How cagrilintide compares to GLP-1 agonists
The two classes are often grouped together in metabolic research literature because they target overlapping endpoints — but they are mechanistically distinct.
- Receptor target: Amylin receptor (calcitonin + RAMP) for cagrilintide; GLP-1 receptor for the GLP-1 class.
- Mechanism of satiety: Both reduce food intake in animal models, but via different central pathways (area postrema for amylin, multiple sites including hypothalamus and brainstem for GLP-1).
- Glucose handling: Cagrilintide primarily acts via suppression of postprandial glucagon and slowed gastric emptying. GLP-1 agonists add glucose-dependent insulin release.
- Use in combination research: The two classes are studied together specifically because they activate non-overlapping pathways with parallel endpoints.
Lab handling at a glance
Lyophilized cagrilintide is stable at −20°C to −80°C for typical research timeframes. Reconstitution follows the same procedure used across long-acting GLP-1 analogs: bacteriostatic water for in vitro work over weeks, gentle swirling rather than shaking to avoid foaming, and storage of the reconstituted vial at 2-8°C with limited freeze-thaw of aliquots.
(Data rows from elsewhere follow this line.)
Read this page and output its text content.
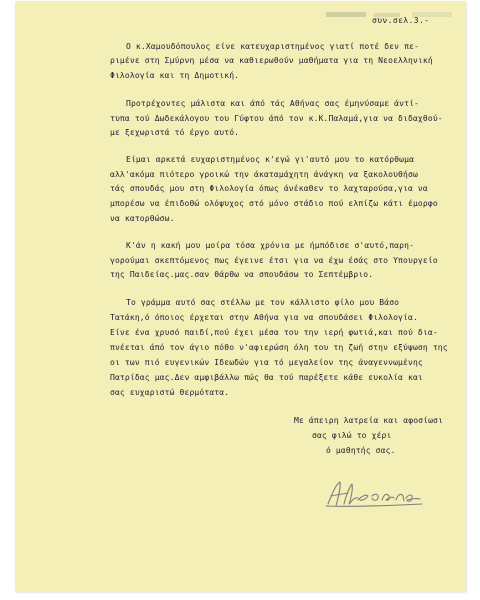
συν.σελ.3.-
Ο κ.Χαμουδόπουλος είνε κατευχαριστημένος γιατί ποτέ δεν πε-
ριμένε στη Σμύρνη μέσα να καθιερωθούν μαθήματα για τη Νεοελληνική
Φιλολογία και τη Δημοτική.
Προτρέχοντες μάλιστα και άπό τάς Αθήνας σας έμηνύσαμε άντί-
τυπα τού Δωδεκάλογου του Γύφτου άπό τον κ.Κ.Παλαμά,για να διδαχθού-
με ξεχωριστά τό έργο αυτό.
Είμαι αρκετά ευχαριστημένος κ'εγώ γι'αυτό μου το κατόρθωμα
αλλ'ακόμα πιότερο γροικώ την άκαταμάχητη άνάγκη να ξακολουθήσω
τάς σπουδάς μου στη Φιλολογία όπως άνέκαθεν το λαχταρούσα,για να
μπορέσω να έπιδοθώ ολόψυχος στό μόνο στάδιο πού ελπίζω κάτι έμορφο
να κατορθώσω.
Κ'άν η κακή μου μοίρα τόσα χρόνια με ήμπόδισε σ'αυτό,παρη-
γορούμαι σκεπτόμενος πως έγεινε έτσι για να έχω έσάς στο Υπουργείο
της Παιδείας.μας.σαν θάρθω να σπουδάσω το Σεπτέμβριο.
Το γράμμα αυτό σας στέλλω με τον κάλλιστο φίλο μου Βάσο
Τατάκη,ό όποιος έρχεται στην Αθήνα για να σπουδάσει Φιλολογία.
Είνε ένα χρυσό παιδί,πού έχει μέσα του την ιερή φωτιά,και πού δια-
πνέεται άπό τον άγιο πόθο ν'αφιερώση όλη του τη ζωή στην εξύψωση της
οι των πιό ευγενικών Ιδεωδών για τό μεγαλείον της άναγεννωμένης
Πατρίδας μας.Δεν αμφιβάλλω πώς θα τού παρέξετε κάθε ευκολία και
σας ευχαριστώ θερμότατα.
Με άπειρη λατρεία και αφοσίωσι
σας φιλώ το χέρι
ό μαθητής σας.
For a step-by-step protocol that applies to this class, see How to Reconstitute Tirzepatide. The procedure is shared across long-acting incretin and amylin analogs — only the vial-size-specific dilution math differs.
When to choose cagrilintide in a research design
- Investigating amylin receptor pharmacology: cagrilintide is the long-acting reference compound.
- CagriSema arm: required for combined amylin + GLP-1 study designs.
- Comparative satiety mechanism work: cagrilintide pairs naturally with GLP-1 agonist arms for pathway separation.
- Long-acting profile required: use cagrilintide rather than pramlintide where a weekly research cadence is needed.
For Research Use Only. Information presented for laboratory and research applications. Not medical advice and not a substitute for qualified scientific judgment.